If you like Picpoul, Gavi and French Sauvignon blanc…

this Australian Grüner Veltliner may just be the wine for you… but first, find out what we thought.



BOTTLE: Kuhl Longview Grüner Veltliner 2017 – Adelaide Hills, Australia

WHERE WE BOUGHT IT & PRICE: £13.50 from Oddbins

ABV & TECH SPECS: 100% Grüner Veltliner and 12.5% ABV


IF YOU LIKE: Light-bodied whites with crisp acidity, like Picpoul, Gavi and French Sauvignon blanc, this Australian Grüner Veltliner may be a bottle to branch out with.

GRU-WHAT?: GrOOOner Velt-lEEner… or Groovey, as those in the know call it, is indigenous to Austria and undoubtedly its most famous grape. Classically, it produces light-bodied wines that are slightly green in colour, they tend to be high in acidity and fruit flavours such as grapefruit, apples, and pears, and can sometimes be a little peppery. 

BEHIND THE BOTTLE: Longview Vineyard is one of the most awarded wine producers in the Adelaide Hills. Started in 2001, it’s run by brothers Mark and Peter Saturno and is located just outside the historic township of Macclesfield

Adelaide Hills is considered to be one of the most up-and-coming wine regions in Australia and can be found just an hours drive from the city it’s named after. The ‘mount lofty ranges’, which sit up to 700m above sea level, provide a cool climate that’s perfect for grapes such as Sauvignon Blanc, Chardonnay and Pinot Noir.



CARO: Hello Autumn sipping! This wine has got all the warming vibes to keep you cosy during the mid-season, but with an added touch of acidity to keep it balanced and not too “in-your-face” boozy. It’s easy-going with a lingering cuddle that reminds me of poached pears in a warm dark chocolate sauce. Saying all this, I prefer my GV with a slight effervescence on the palate, and whilst this wine would be great for an early evening sipping sesh with ma Bitches under a blanket or chunky jumper, it’s not completely blowing my socks off. Take it or leave it.

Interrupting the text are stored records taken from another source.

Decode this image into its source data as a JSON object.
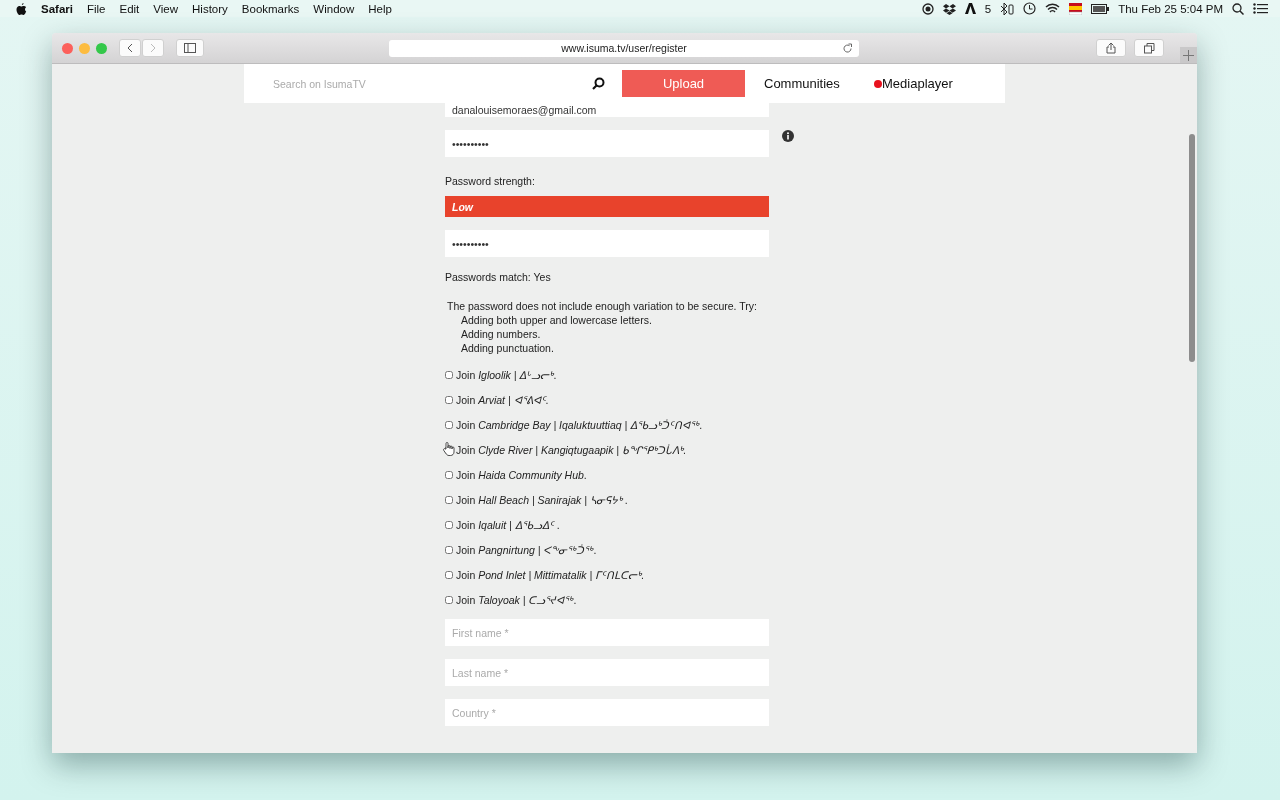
{
  "menubar": {
    "app": "Safari",
    "menus": [
      "File",
      "Edit",
      "View",
      "History",
      "Bookmarks",
      "Window",
      "Help"
    ],
    "badge_count": "5",
    "clock": "Thu Feb 25  5:04 PM"
  },
  "browser": {
    "url": "www.isuma.tv/user/register"
  },
  "site_header": {
    "search_placeholder": "Search on IsumaTV",
    "nav": [
      {
        "label": "Upload",
        "kind": "primary"
      },
      {
        "label": "Communities",
        "kind": "plain"
      },
      {
        "label": "Mediaplayer",
        "kind": "dot",
        "color": "#e8121e"
      }
    ]
  },
  "form": {
    "email_value": "danalouisemoraes@gmail.com",
    "password_value": "••••••••••",
    "strength_label": "Password strength:",
    "strength": "Low",
    "confirm_value": "••••••••••",
    "match": "Passwords match: Yes",
    "advice": {
      "intro": "The password does not include enough variation to be secure. Try:",
      "tips": [
        "Adding both upper and lowercase letters.",
        "Adding numbers.",
        "Adding punctuation."
      ]
    },
    "communities": [
      {
        "label": "Join *Igloolik | ᐃᒡᓗᓕᒃ*.",
        "checked": false
      },
      {
        "label": "Join *Arviat | ᐊᕐᕕᐊᑦ*.",
        "checked": false
      },
      {
        "label": "Join *Cambridge Bay | Iqaluktuuttiaq | ᐃᖃᓗᒃᑑᑦᑎᐊᖅ*.",
        "checked": false
      },
      {
        "label": "Join *Clyde River | Kangiqtugaapik | ᑲᖏᕿᒃᑐᒑᐱᒃ*.",
        "checked": false
      },
      {
        "label": "Join *Haida Community Hub*.",
        "checked": false
      },
      {
        "label": "Join *Hall Beach | Sanirajak | ᓴᓂᕋᔭᒃ* .",
        "checked": false
      },
      {
        "label": "Join *Iqaluit | ᐃᖃᓗᐃᑦ* .",
        "checked": false
      },
      {
        "label": "Join *Pangnirtung | ᐸᖕᓂᖅᑑᖅ*.",
        "checked": false
      },
      {
        "label": "Join *Pond Inlet | Mittimatalik | ᒥᑦᑎᒪᑕᓕᒃ*.",
        "checked": false
      },
      {
        "label": "Join *Taloyoak | ᑕᓗᕐᔪᐊᖅ*.",
        "checked": false
      }
    ],
    "fields": [
      {
        "placeholder": "First name *"
      },
      {
        "placeholder": "Last name *"
      },
      {
        "placeholder": "Country *"
      }
    ]
  }
}
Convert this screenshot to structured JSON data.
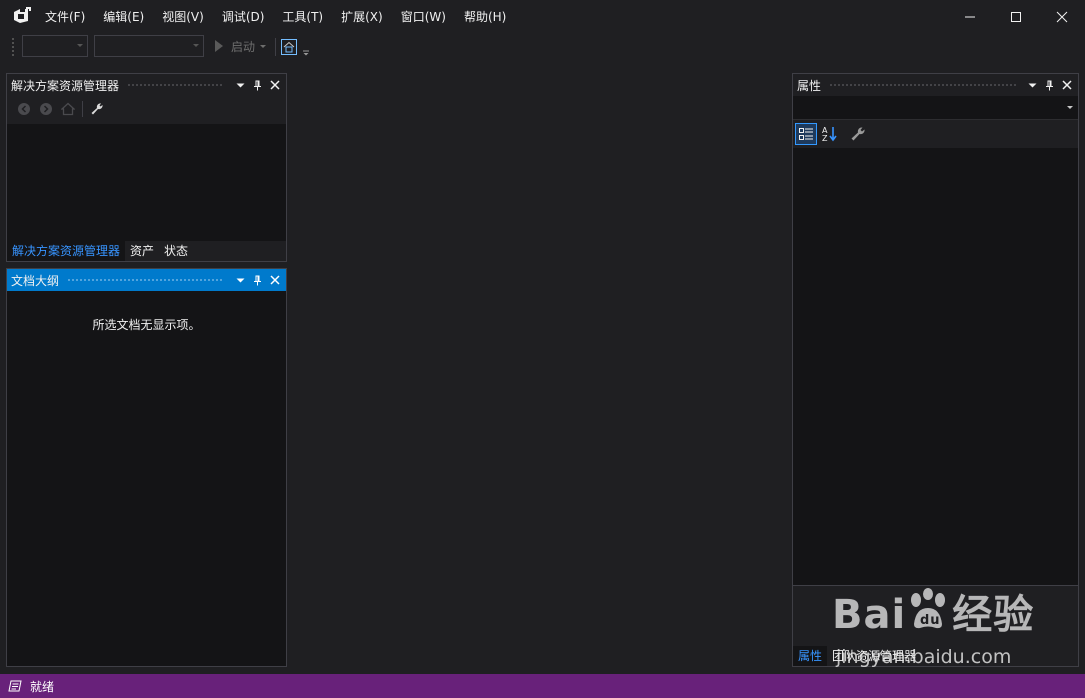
{
  "menu": {
    "items": [
      "文件(F)",
      "编辑(E)",
      "视图(V)",
      "调试(D)",
      "工具(T)",
      "扩展(X)",
      "窗口(W)",
      "帮助(H)"
    ]
  },
  "toolbar": {
    "start_label": "启动"
  },
  "solution_explorer": {
    "title": "解决方案资源管理器",
    "tabs": [
      "解决方案资源管理器",
      "资产",
      "状态"
    ]
  },
  "document_outline": {
    "title": "文档大纲",
    "empty_message": "所选文档无显示项。"
  },
  "properties": {
    "title": "属性",
    "tabs": [
      "属性",
      "团队资源管理器"
    ]
  },
  "status_bar": {
    "text": "就绪",
    "color": "#68217a"
  },
  "watermark": {
    "brand": "Bai",
    "brand_suffix": "经验",
    "url": "jingyan.baidu.com"
  },
  "colors": {
    "accent": "#007acc",
    "active_tab_text": "#3794ff",
    "background": "#1f1f22"
  }
}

ANGELA: I was very excited to try this wine, not only did it visually captivate me on the shelf with it’s artsy design and hefty weighted bottle, but also I’m a big fan of not only Grüner Veltliner, but this new trend in unusual planting of the ‘non-noble’ varietals (meant in an absolutely non-condescending way) outside their native lands. 

But… it didn’t do it for me. Did I let it promise me so much with its enticing exterior? Sure there was a little zesty lime and apple on the nose, maybe a bit of lychee and at first its slightly oily texture alongside fresh acidity hit the spot. But it dissipated far to quickly and I struggled to find any nuances the Aussie land growing was bringing to the picture. 

It was definitely drinkable and pleasant on the palate, but I want a little bit more from a £13.50 wine that I felt could’ve been a bit more interesting.

On a side note, I’ve recently had a superb GV by Waimea Estate in Nelson, New Zealand, which I urge everyone to seek out. Absolutely delicious! 

KATE: On the nose, this pretty white wine smells like the first rays of warm spring sunshine hitting the wet banks of the stream that splashed through the wooded strip of land in my grandparents’ backyard in small town Wisconsin (which is home to many people with Germanic ancestry, like this grape!). The stony, zingy notes in this wine are reminiscent of that stream, which was always very cold and could be quite refreshing on warm afternoons (why did the adults in my life let a bunch of children play in a rushing stream without supervision???). However, there’s a heaviness to this wine– something almost buttery and sweet– that throws it off balance. If this Grüner was more mineraly and crisp, I’d nose-dive into the bottle the way I used to dive into that cold rushing water, but this slight sweetness is giving me pause. I’ll wade in up to my knees, but I’m not too keen on going any further.


WOULD WE HAVE ANOTHER GLASS? Caro’s going in for the kill.